Career Paths – Predetermined Track or Unchartered Territory?

“Our people want to be clear about career progression”. This demand from their workforce caused many companies a lot of heartache costing money and time – nearly every respected big company undertakes a project called something like “Career paths” or “X (name of the company) Way” or “Build your future with Y” etc. Depending on the company’s size and budget, the project can result in a very sophisticated web site, or a simpler web page, or a comprehensive booklet or even a poster. These would show the possible roles on the company’s career ladder, sometimes listing skills or competencies needed to get there and various testimonials from the people who made this journey. Usually there is a big launch and an expectation that everybody will now be using this site/booklet as the Bible and will stop complaining in engagement surveys that their career progression opportunities have not been made obvious to them. HR is proud that this game-changing project is delivered and can happily include it in the list of massive achievements

What is the issue with “career paths”?
I do not want to discredit efforts of HR to create those – in fact I used to be involved in doing it myself. But now I see 5 big problems with the whole concept of “charting career paths”.

1. Career paths age as soon as they are published – people leave, jobs and their content change, the company’s focus and structure shift.

2. If the paths are made less specific to avoid “aging”, the content becomes too generic, giving the people no new or really useful information. 

3. The testimonials may be interesting (if those providing them were open and personal), yet they are not really relevant, as it is difficult to repeat somebody else’s experience. Those who want to become a Sales Director now, probably don’t need to start their sales career selling second hand cars.

4. The beautifully structured paths do not prepare people for an ever changing business environment, where restructure or changing business model are always “in the air”. In fact, the paths might become counterproductive, as they anchorpeople into keeping things as they are: to be able to follow the coveted path, the least thing you want is to disrupt the current organisation. 

5. The most important thing though is that all the hard work of creating the “paths” does not seem to answer the questions people wanted answered in the first place

What do people really want?
Talking to those who asked for “career progression” clarity, here are the things that I’ve heard:
- I want to know what opportunities are available to ME
- I want to know how I can be promoted and what exactly I have to do to ensure it happens
- I want to understand how much I will be paid if I take this role
- I want to feel that MY future is certain and guaranteed
- I want to be able to decide if MY future is better with this company or elsewhere

Can Career Path charting deliver the above?

Very few of these requests can be delivered by generic material describing the content of the current roles available in the organisation,or other people’s careers. Even if you list the qualifications and skills required for a particular job now, unless a person applies for it within 6 months, the expectations are likely to change, and anyway the promotion is not guaranteed for any individual with these qualifications.
It is helpful to know that a role that seems interesting and suitable in principle exists in the organisation, but this is not want people asked for.

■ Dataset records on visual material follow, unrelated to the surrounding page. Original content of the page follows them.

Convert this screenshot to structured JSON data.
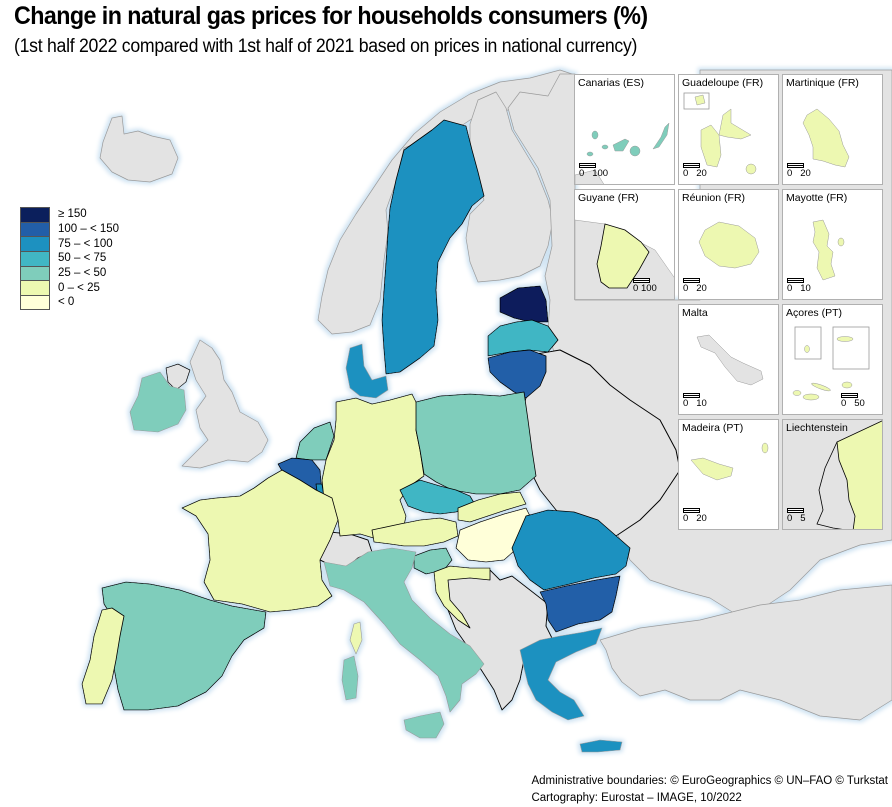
{
  "header": {
    "title": "Change in natural gas prices for households consumers (%)",
    "subtitle": "(1st half 2022 compared with 1st half of 2021 based on prices in national currency)"
  },
  "chart_data": {
    "type": "choropleth",
    "title": "Change in natural gas prices for households consumers (%)",
    "subtitle": "(1st half 2022 compared with 1st half of 2021 based on prices in national currency)",
    "legend_position": "left",
    "classes": [
      {
        "label": "≥ 150",
        "color": "#0b1f5c"
      },
      {
        "label": "100 – < 150",
        "color": "#225ea8"
      },
      {
        "label": "75 – < 100",
        "color": "#1d91c0"
      },
      {
        "label": "50 – < 75",
        "color": "#41b6c4"
      },
      {
        "label": "25 – < 50",
        "color": "#7fcdbb"
      },
      {
        "label": "0 – < 25",
        "color": "#edf8b1"
      },
      {
        "label": "< 0",
        "color": "#ffffd9"
      }
    ],
    "no_data_color": "#e3e3e3",
    "countries": [
      {
        "name": "Estonia",
        "class": "≥ 150"
      },
      {
        "name": "Lithuania",
        "class": "100 – < 150"
      },
      {
        "name": "Belgium",
        "class": "100 – < 150"
      },
      {
        "name": "Bulgaria",
        "class": "100 – < 150"
      },
      {
        "name": "Sweden",
        "class": "75 – < 100"
      },
      {
        "name": "Denmark",
        "class": "75 – < 100"
      },
      {
        "name": "Romania",
        "class": "75 – < 100"
      },
      {
        "name": "Greece",
        "class": "75 – < 100"
      },
      {
        "name": "Luxembourg",
        "class": "75 – < 100"
      },
      {
        "name": "Latvia",
        "class": "50 – < 75"
      },
      {
        "name": "Czechia",
        "class": "50 – < 75"
      },
      {
        "name": "Ireland",
        "class": "25 – < 50"
      },
      {
        "name": "Netherlands",
        "class": "25 – < 50"
      },
      {
        "name": "Poland",
        "class": "25 – < 50"
      },
      {
        "name": "Spain",
        "class": "25 – < 50"
      },
      {
        "name": "Italy",
        "class": "25 – < 50"
      },
      {
        "name": "Slovenia",
        "class": "25 – < 50"
      },
      {
        "name": "Germany",
        "class": "0 – < 25"
      },
      {
        "name": "France",
        "class": "0 – < 25"
      },
      {
        "name": "Portugal",
        "class": "0 – < 25"
      },
      {
        "name": "Austria",
        "class": "0 – < 25"
      },
      {
        "name": "Slovakia",
        "class": "0 – < 25"
      },
      {
        "name": "Croatia",
        "class": "0 – < 25"
      },
      {
        "name": "Liechtenstein",
        "class": "0 – < 25"
      },
      {
        "name": "Hungary",
        "class": "< 0"
      }
    ],
    "insets": [
      {
        "label": "Canarias (ES)",
        "scale": [
          "0",
          "100"
        ],
        "class": "25 – < 50"
      },
      {
        "label": "Guadeloupe (FR)",
        "scale": [
          "0",
          "20"
        ],
        "class": "0 – < 25"
      },
      {
        "label": "Martinique (FR)",
        "scale": [
          "0",
          "20"
        ],
        "class": "0 – < 25"
      },
      {
        "label": "Guyane (FR)",
        "scale": [
          "0",
          "100"
        ],
        "class": "0 – < 25"
      },
      {
        "label": "Réunion (FR)",
        "scale": [
          "0",
          "20"
        ],
        "class": "0 – < 25"
      },
      {
        "label": "Mayotte (FR)",
        "scale": [
          "0",
          "10"
        ],
        "class": "0 – < 25"
      },
      {
        "label": "Malta",
        "scale": [
          "0",
          "10"
        ],
        "class": "no data"
      },
      {
        "label": "Açores (PT)",
        "scale": [
          "0",
          "50"
        ],
        "class": "0 – < 25"
      },
      {
        "label": "Madeira (PT)",
        "scale": [
          "0",
          "20"
        ],
        "class": "0 – < 25"
      },
      {
        "label": "Liechtenstein",
        "scale": [
          "0",
          "5"
        ],
        "class": "0 – < 25"
      }
    ]
  },
  "credits": {
    "line1": "Administrative boundaries: © EuroGeographics © UN–FAO © Turkstat",
    "line2": "Cartography: Eurostat – IMAGE, 10/2022"
  }
}
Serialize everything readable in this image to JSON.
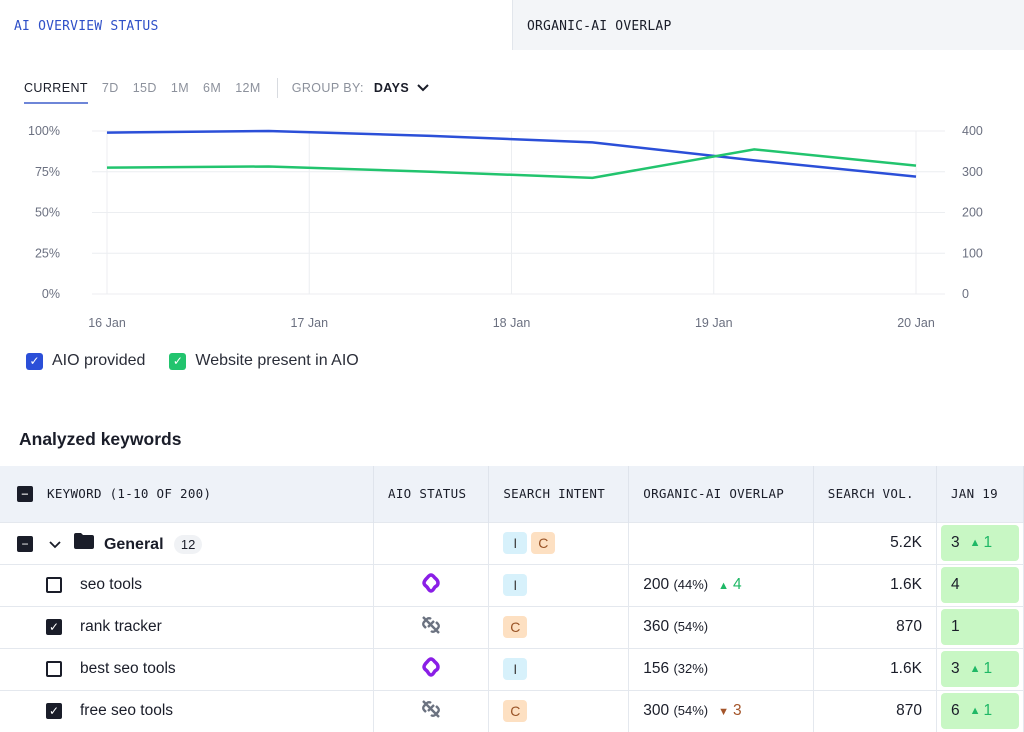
{
  "tabs": [
    {
      "label": "AI OVERVIEW STATUS",
      "active": true
    },
    {
      "label": "ORGANIC-AI OVERLAP",
      "active": false
    }
  ],
  "periods": [
    "CURRENT",
    "7D",
    "15D",
    "1M",
    "6M",
    "12M"
  ],
  "group_by": {
    "label": "GROUP BY:",
    "value": "DAYS"
  },
  "chart_data": {
    "type": "line",
    "x_labels": [
      "16 Jan",
      "17 Jan",
      "18 Jan",
      "19 Jan",
      "20 Jan"
    ],
    "x_days": [
      0,
      0.8,
      1.6,
      2.4,
      3.2,
      4
    ],
    "left_ticks": [
      "0%",
      "25%",
      "50%",
      "75%",
      "100%"
    ],
    "right_ticks": [
      "0",
      "100",
      "200",
      "300",
      "400"
    ],
    "ylim_left": [
      0,
      100
    ],
    "ylim_right": [
      0,
      400
    ],
    "series": [
      {
        "name": "AIO provided",
        "axis": "left",
        "color": "#2b4fd8",
        "values": [
          99,
          100,
          97,
          93,
          82,
          72
        ]
      },
      {
        "name": "Website present in AIO",
        "axis": "right",
        "color": "#22c46e",
        "values": [
          310,
          313,
          300,
          285,
          355,
          315
        ]
      }
    ]
  },
  "section_title": "Analyzed keywords",
  "columns": [
    "KEYWORD (1-10 OF 200)",
    "AIO STATUS",
    "SEARCH INTENT",
    "ORGANIC-AI OVERLAP",
    "SEARCH VOL.",
    "JAN 19"
  ],
  "group": {
    "name": "General",
    "count": "12",
    "intents": [
      "I",
      "C"
    ],
    "volume": "5.2K",
    "rank": "3",
    "rank_change": "1"
  },
  "rows": [
    {
      "keyword": "seo tools",
      "checked": false,
      "aio": "present",
      "intent": "I",
      "overlap": "200",
      "overlap_pct": "(44%)",
      "change": "4",
      "dir": "up",
      "volume": "1.6K",
      "rank": "4",
      "rank_change": ""
    },
    {
      "keyword": "rank tracker",
      "checked": true,
      "aio": "absent",
      "intent": "C",
      "overlap": "360",
      "overlap_pct": "(54%)",
      "change": "",
      "dir": "",
      "volume": "870",
      "rank": "1",
      "rank_change": ""
    },
    {
      "keyword": "best seo tools",
      "checked": false,
      "aio": "present",
      "intent": "I",
      "overlap": "156",
      "overlap_pct": "(32%)",
      "change": "",
      "dir": "",
      "volume": "1.6K",
      "rank": "3",
      "rank_change": "1"
    },
    {
      "keyword": "free seo tools",
      "checked": true,
      "aio": "absent",
      "intent": "C",
      "overlap": "300",
      "overlap_pct": "(54%)",
      "change": "3",
      "dir": "down",
      "volume": "870",
      "rank": "6",
      "rank_change": "1"
    }
  ]
}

So, how can you really help?
The main reason for companies trying to chart career paths is a laudable desire to help the employees to deal with ambiguity and uncertainty of the future. Most of us feel better when we know exactly what to expect. However, by setting to eliminate the ambiguity, the well-meaning employers are doomed to fail - it is just not possible in our VUCA world. So don’t sell them a dream that probably wont come true. The better way is not to try to eliminate ambiguity, but help people accept and adapt to it.

1. Talk about skills needed for the future, not the “jobs” you will have guaranteed.
Encourage people to learn new things and discover something that current successful managers do not even know. Shift from Employment to Employability– if a person has more future oriented skills, the chances are they will be in demand, both within the company and outside (yes, be brave to admit it, your employees will consider it anyway).

2. Introduce the concept of Job crafting.
If someone has the skills and motivation to do something useful for the business, which was not done before – why limit them by existing titles, grades and structures. Welcome ideas and help create new roles and teams to support them.

3. Create and promote tools for improving employees self-awareness.
Rather than copying someone else’s experience or following the market trends, to be more successful in what they do, people should base their choices on their own individual strengths and motivations.

4. Build a culture of constant career conversations.
To keep up with changes in business context and strategy as well as with changes in individual development and ambitions, it is vital to have regular checks. Train the managers to have a tailor made approach to individual careers, coaching their people to find the next steps that are good for them and the organisations.

5. Provide support for those anxious about the future.
It is true that uncertainty is uncomfortable. Do not infantilise people by giving them a false sense of security, instead, invest into communication and learning opportunities about dealing with change and ambiguity.

What is certain is that readiness to learn and change will be key for success in the future - as well as ability to see your future career not as a predetermined track, but an unchartered territory full of exciting new opportunities yet to be discovered.